I have figured that it would be, of course, less than the diameter of the circle. But does there exist any exact analytical formula for this?

Yes, there exists a known exact analytical formula for this. As JHF says above, if you had the entire circle, then $H_1$ dies once the inscribed equilateral triangles appear in the Vietoris-Rips complex, which is at scale $\sqrt{3}$ with the Euclidean metric in the plane. Now, suppose we have instead $n$ evenly-spaced points around the circle. For convenience, label these points as $0,1,2,\ldots,n-1$ in circular order. If $n$ is a multiple of $3$, say $n=3k$, then $H_1$ dies again once such an equilateral triangle appears --- the side-length of such a triangle is still the distance from vertex $0$ to vertex $k$, which is still equal to $\sqrt{3}$. But if $n$ is not a multiple of $3$, say $n=3k+1$ or $n=3k+2$, then $H_1$ dies once the smallest-diameter triangle appears whose projection to the plane contains the origin. Such a triangle is no longer equilateral, but it is approximately equilateral. When $n=3k+1$, this triangle contains (for example) the vertices $0$, $k+1$, $2k+1$. When $n=3k+2$, this triangle contains (for example) the vertices $0$, $k+1$, $2k+2$. So when $n=3k+1$ or $n=3k+2$, the scale at which this triangle appears, and $H_1$ disappears, is equal to the Euclidean distance between vertex $0$ and vertex $k+1$. For any value of $n$, one can say that the scale at which $H_1$ disappears is equal to the Euclidean distance between vertex $0$ and vertex $\lceil n/3\rceil$. Using trigonometry, one can now solve for an analytical formula of this side-length, as a function of $n$ (and $\lceil n/3\rceil$).

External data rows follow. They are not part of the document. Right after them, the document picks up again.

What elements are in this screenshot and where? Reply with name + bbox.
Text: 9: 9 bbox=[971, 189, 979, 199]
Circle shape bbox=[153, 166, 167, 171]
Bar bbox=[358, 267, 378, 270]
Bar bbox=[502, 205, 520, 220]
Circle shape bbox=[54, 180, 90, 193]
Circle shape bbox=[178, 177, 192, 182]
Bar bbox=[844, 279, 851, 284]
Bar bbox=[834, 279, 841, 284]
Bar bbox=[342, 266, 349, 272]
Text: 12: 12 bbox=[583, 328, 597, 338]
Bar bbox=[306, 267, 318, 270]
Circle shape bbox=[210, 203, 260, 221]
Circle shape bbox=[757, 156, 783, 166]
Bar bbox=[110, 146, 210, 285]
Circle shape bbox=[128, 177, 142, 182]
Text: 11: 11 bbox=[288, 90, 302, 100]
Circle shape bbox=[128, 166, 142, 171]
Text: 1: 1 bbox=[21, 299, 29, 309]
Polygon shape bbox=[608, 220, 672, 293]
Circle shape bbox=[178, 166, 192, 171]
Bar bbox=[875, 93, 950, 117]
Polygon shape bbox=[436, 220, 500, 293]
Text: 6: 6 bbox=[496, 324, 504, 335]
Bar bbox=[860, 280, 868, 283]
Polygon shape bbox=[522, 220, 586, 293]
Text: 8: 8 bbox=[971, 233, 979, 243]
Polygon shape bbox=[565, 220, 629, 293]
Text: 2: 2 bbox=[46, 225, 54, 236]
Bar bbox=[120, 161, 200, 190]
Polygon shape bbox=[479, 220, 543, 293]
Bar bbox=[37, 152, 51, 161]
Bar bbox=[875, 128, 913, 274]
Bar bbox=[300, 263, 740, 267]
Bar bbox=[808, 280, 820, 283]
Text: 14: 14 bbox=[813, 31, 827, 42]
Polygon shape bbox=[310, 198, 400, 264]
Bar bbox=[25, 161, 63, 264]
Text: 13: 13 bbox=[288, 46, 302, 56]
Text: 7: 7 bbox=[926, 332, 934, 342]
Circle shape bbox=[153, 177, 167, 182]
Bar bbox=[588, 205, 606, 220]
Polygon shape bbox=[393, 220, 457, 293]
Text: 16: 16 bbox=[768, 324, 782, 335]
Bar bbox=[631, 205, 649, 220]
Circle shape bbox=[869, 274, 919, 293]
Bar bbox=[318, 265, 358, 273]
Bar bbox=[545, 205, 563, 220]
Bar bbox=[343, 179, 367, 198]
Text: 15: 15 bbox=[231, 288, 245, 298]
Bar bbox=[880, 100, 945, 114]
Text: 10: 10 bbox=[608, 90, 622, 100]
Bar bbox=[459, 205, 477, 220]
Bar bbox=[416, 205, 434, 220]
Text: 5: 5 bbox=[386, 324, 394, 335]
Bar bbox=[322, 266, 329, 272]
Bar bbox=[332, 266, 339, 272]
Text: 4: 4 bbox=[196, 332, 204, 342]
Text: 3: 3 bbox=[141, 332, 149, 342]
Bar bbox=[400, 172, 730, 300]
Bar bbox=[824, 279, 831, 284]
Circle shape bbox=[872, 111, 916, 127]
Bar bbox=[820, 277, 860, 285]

For more on Vietoris--Rips complexes of the circle or of points on the circle, see the papers https://msp.org/pjm/2017/290-1/p01.xhtml and https://link.springer.com/article/10.1007/s00454-016-9803-5 and "Clique complexes of graph powers". Those papers don't use the Euclidean metric on the plane, but instead the path-length metric around the circle (sometimes of circumference 1). But you can use trigonometry to translate back and forth between scale parameters using one metric versus the other.